Board Initiative: What’s the Balance?

on in Fundraising

My board leans on me for everything” – an oft-heard lament from executive directors.

It’s logical. Board members, knowing the competence of the executive director, simply assume that dynamic leader will let them know when they’re needed. It’s easier to follow their lead.

But executive directors, juggling a million balls in the air, resent that they’re expected to be in charge of the actions of yet another group of responsible adults.

Yet the opposite complaint is true as well: Beware the runaway decisions made by a board acting on its own without any staff members in the room…


What’s the right balance?

We want board members who take initiative, who think about the needs of the organization in a proactive way, not always waiting for staff to direct them.

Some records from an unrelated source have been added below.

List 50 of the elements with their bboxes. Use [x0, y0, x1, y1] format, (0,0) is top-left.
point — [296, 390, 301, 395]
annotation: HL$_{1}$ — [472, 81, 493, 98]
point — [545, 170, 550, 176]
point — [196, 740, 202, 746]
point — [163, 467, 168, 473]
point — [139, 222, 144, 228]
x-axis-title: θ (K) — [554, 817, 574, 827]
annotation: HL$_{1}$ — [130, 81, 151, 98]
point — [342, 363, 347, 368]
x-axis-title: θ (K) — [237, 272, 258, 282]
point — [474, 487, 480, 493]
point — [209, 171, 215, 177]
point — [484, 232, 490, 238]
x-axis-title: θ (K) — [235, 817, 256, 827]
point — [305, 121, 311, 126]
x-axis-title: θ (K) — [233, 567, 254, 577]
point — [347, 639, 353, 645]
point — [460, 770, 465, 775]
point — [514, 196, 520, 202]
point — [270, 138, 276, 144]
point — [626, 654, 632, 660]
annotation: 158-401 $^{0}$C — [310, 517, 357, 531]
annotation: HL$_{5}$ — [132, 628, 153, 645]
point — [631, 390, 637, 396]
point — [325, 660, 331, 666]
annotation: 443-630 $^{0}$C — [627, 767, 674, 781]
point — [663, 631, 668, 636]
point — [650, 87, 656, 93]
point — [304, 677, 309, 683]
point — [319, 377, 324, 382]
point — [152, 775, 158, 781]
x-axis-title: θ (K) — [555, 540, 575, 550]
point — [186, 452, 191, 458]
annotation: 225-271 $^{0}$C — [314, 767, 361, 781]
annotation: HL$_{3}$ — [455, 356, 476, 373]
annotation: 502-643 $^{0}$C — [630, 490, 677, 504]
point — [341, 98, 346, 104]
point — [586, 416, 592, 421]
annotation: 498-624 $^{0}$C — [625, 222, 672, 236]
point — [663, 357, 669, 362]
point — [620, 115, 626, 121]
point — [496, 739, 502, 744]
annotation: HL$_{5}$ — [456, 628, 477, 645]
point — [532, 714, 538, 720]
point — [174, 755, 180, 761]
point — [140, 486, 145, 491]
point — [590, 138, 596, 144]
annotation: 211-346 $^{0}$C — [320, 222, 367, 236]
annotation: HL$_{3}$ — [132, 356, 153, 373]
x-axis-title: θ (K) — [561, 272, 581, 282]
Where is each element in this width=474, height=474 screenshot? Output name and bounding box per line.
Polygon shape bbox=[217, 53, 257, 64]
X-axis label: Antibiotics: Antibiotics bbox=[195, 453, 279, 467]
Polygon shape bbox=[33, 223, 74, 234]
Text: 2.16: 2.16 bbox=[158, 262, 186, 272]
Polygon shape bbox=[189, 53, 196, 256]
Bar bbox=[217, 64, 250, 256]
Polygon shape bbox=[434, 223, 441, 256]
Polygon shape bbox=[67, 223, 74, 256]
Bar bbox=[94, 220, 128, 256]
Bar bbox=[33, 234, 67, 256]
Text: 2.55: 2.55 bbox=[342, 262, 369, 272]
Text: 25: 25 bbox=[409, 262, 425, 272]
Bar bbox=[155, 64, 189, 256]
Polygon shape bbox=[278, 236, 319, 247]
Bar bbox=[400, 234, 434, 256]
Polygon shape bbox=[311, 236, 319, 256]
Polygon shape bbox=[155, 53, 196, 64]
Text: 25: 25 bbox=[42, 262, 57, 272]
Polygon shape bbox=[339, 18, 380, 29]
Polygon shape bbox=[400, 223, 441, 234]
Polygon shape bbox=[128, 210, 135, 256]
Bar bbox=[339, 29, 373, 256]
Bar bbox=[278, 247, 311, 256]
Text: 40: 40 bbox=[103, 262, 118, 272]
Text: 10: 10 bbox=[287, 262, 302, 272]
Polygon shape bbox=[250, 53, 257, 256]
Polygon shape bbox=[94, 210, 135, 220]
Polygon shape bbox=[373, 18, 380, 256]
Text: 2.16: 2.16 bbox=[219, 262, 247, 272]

But we don’t want board members taking action, say in cash flow management or fundraising appeals, without consulting staff who often have a fuller picture of all the factors at play that might lead to the potential success (or negative consequences) of that action.

For example, staff may know the last time a funder was approached for a cash flow loan, or a major donor’s reaction when asked for a challenge grant – two pieces of history that might well be relevant today.

It’s a delicate situation – supporting board members to take the lead while guiding them with a realistic portrait of the organization’s opportunities and threats. As staff, you don’t want to appear to be a constant naysayer: “That won’t work, we tried it before.” But you also don’t want board members setting off down a rabbit hole that might actually harm your organization’s reputation.

If staff are in the same room as board members during a board or committee meeting, staff has to figure out when to remain silent so that the dialogue is truly board-driven – and when to speak up to steer that conversation in a productive manner.

The watchword? Infrequent yet powerful. Staff’s voice should be muted during board-to-board dialogue – which makes it that much more influential when they enter the fray.

If staff is just “one of the guys” during a free-for-all discussion – their opinion doesn’t carry more weight. But if staff lets the board carry the conversation and lead the exploration of various options, then when staff does speak up – people will listen.